We’re delighted to announce that a project that VocalEyes has designed in partnership with Royal Holloway, University of London has been awarded funding by the Arts and Humanities Research Council (AHRC).
The project, Inclusive Description for Equality and Access (IDEA) has received £100,000, as one of ten Equality, Diversity and Inclusion Fellowships. The Fellow is Professor Hannah Thompson (Royal Holloway, University of London) and the Project and Community Engagement Manager will be Dr Rachel Hutchinson; whom were both co-authors with VocalEyes CEO Matthew Cock, of the Describing Diversity report.

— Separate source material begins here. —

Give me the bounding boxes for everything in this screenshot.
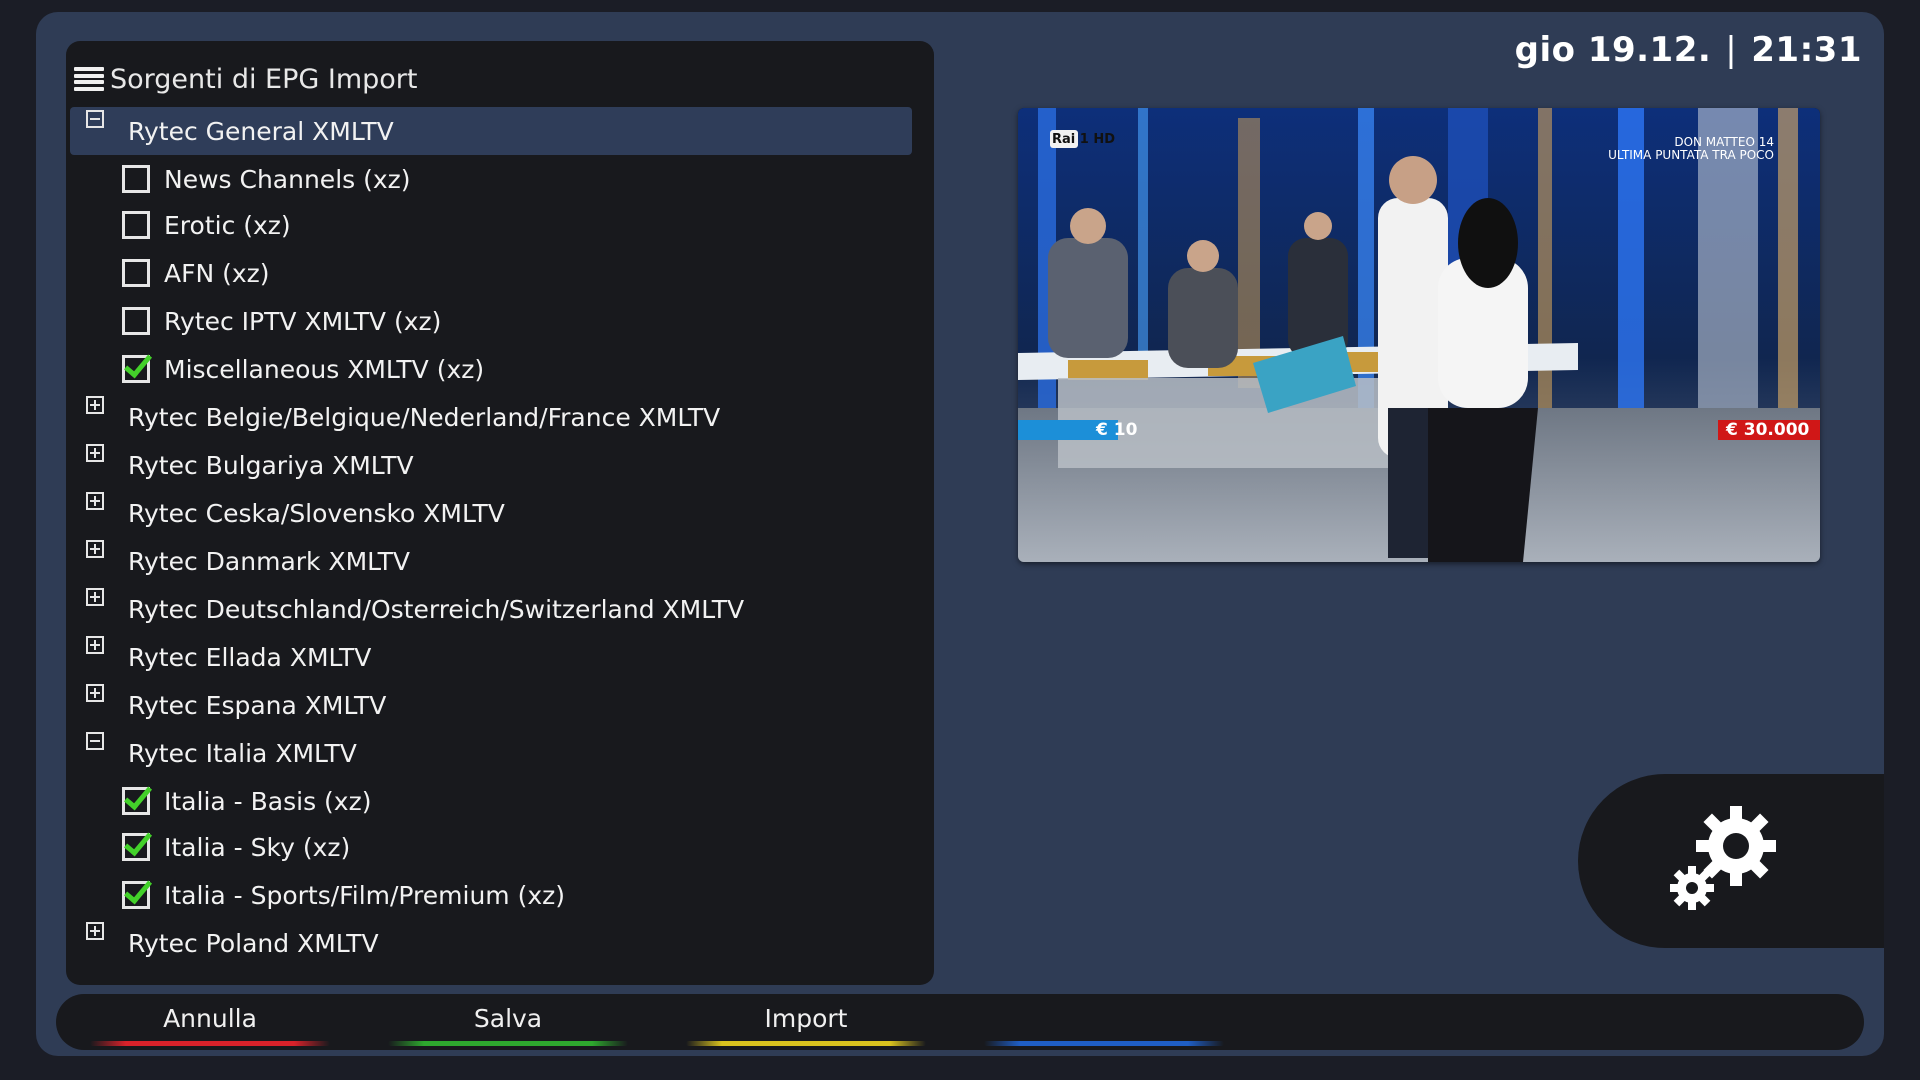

The IDEA project seeks to extend and expand on the work begun in Describing Diversity, supporting and enabling theatre professionals and audio describers to engage with and explore the report’s findings in order to promote the creation of inclusive descriptions which celebrate diversity in ethical ways. We will work with directors, casting directors, actors, access professionals, front-of-house teams at 5 producing theatre companies (including Donmar Warehouse, Shakespeare’s Globe, Mind the Gap, The Octagon, Bolton) as well as audio describers (VocalEyes, Mind’s Eye and Totally Inclusive People) and blind and visually impaired theatregoers, to promote the value of AD as both a communicator and a driver of equality, diversity and inclusion. IDEA will also seek to increase the diversity of audio describers, blind and partially sighted theatre goers and theatre professionals by engaging under-represented groups with the creation and reception of inclusive audio description.
We will promote inclusive audio description by taking the report’s describer-led recommendations back to theatre professionals and blind and visually impaired audience members in a series of workshops, discussions and performances, as well as through online collaboration and resources, such as a video and a MOOC.
Hannah Thompson is a partially blind academic and audio description user based at Royal Holloway, University of London where she is Professor of French and Critical Disability Studies. Hannah is the author of three books on issues of gender, sexuality and disability in French literature and culture. Her third book Reviewing Blindness in French Fiction (1789-2013) (Palgrave, 2017) marks the start of Hannah’s influential work on Critical Disability Studies and her theory of ‘blindness gain’. Her current work on the relationship between theories and practices of translation and inclusive audio description was used to develop some of the recommendations in the Describing Diversity report. Hannah is also the author of the popular BlindSpot blog https://hannah-thompson.blogspot.com/
Rachel Hutchinson received her PhD from the University of Westminster in 2020. Her thesis examines the impact of inclusive audio description on engagement and memorability in museums for blind and sighted people. She will be employed as the Project and Community Engagement Manager on the project.
The VocalEyes team and network of highly skilled and experienced freelance audio describers. will be a key partner of the project. Funded by Arts Council England as a National Portfolio (Sector Support) Organisation, we have been providing audio description services for theatres since foundation in 1998.
The Arts and Humanities Research Council (AHRC), part of UK Research and Innovation, funds internationally outstanding independent researchers across the whole range of the arts and humanities: history, archaeology, digital content, philosophy, languages and literature, design, heritage, area studies, the creative and performing arts, and much more. The quality and range of research supported by AHRC works for the good of UK society and culture and contributes both to UK economic success and to the culture and welfare of societies across the globe. Our project is one of ten awarded to arts and humanities researchers to further the impact of their equality, diversity and inclusion (EDI) research.
“Learning about our heritage and culture and participating in the arts can deepen our perception of our history and of ourselves.
These fellowships will enable researchers to connect their scholarship with diverse communities across the UK and bring about positive change.
Arts and humanities research has tremendous potential to help people to embrace different viewpoints and to build a fairer, more inclusive society.”